"'Esperando pelo Super-Homem'': o filme que divide os EUA
07/10/2010 23:31O filme dirigido por Davis Guggenheim sobre o sistema educacional dos EUA causa polêmica. No centro, a implacável e absurda loteria para ter acesso à educação de qualidade. Só os extrarricos podem se permitir boas escolas. Uma acusação contra as escolas elementares, médias e superiores, nos últimos lugares nas classificações dos países industrializados.
A reportagem é de Federico Rampini, publicada no jornal La Repubblica, 04-10-2010. A tradução é de Moisés Sbardelotto.
"Papai, a loteria não é aquela coisa em que quase ninguém vence?". Daisy tem 12 anos, vive em Los Angeles, a sua pergunta é angustiante. Uma menina não pode entender que a matrícula em uma escola é uma verdadeira loteria em que quase todos perdem.

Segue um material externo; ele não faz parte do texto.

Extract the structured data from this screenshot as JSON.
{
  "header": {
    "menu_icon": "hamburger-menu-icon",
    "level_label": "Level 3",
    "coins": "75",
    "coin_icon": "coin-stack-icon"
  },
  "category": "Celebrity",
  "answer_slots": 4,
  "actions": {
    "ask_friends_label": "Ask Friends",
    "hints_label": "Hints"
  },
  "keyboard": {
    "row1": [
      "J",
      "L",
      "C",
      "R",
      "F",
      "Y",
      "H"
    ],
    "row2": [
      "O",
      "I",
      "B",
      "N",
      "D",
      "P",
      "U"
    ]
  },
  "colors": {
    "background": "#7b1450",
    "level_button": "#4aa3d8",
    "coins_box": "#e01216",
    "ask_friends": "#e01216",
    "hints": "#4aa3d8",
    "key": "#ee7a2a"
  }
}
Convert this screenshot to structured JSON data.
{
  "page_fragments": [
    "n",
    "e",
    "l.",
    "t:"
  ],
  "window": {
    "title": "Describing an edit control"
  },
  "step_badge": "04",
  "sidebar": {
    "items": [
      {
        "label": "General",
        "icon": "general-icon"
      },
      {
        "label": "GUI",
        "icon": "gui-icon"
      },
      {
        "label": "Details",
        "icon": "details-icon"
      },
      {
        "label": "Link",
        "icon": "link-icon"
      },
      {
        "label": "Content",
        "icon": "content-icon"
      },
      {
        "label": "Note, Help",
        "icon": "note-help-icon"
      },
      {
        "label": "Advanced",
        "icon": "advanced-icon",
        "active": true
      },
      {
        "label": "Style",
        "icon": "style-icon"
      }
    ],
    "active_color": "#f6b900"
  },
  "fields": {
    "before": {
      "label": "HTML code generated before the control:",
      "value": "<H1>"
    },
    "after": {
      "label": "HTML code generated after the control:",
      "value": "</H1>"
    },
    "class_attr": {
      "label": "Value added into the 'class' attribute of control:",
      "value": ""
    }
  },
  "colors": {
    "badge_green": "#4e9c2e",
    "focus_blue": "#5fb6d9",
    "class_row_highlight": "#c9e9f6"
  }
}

Ela também perde, no final. A cena do sorteio, a absurda loteria da esperança, inicia e encerra o documentário "Waiting for Superman". Um filme-verdade sobre a ruína do sistema escolar da nação mais rica do planeta. Uma terrível acusação que está dilacerando os EUA: elogiado por Barack Obama na TV, criticado por muitos comentaristas liberais, incluindo o New York Times.
Seu realizador é Davis Guggenheim, o diretor de "Uma verdade inconveniente", que, em 2006, obrigou os EUA a se perguntarem sobre as mudanças climáticas, venceu dois Oscar e valeu o Nobel a Al Gore. E mais uma vez ele está no centro: o Washington Post prevê que "esse filme terá um impacto pelo menos igual ao documentário sobre o meio ambiente. A poucos dias da estreia, já está claro que estará no centro do debate nacional por pelo menos dois anos".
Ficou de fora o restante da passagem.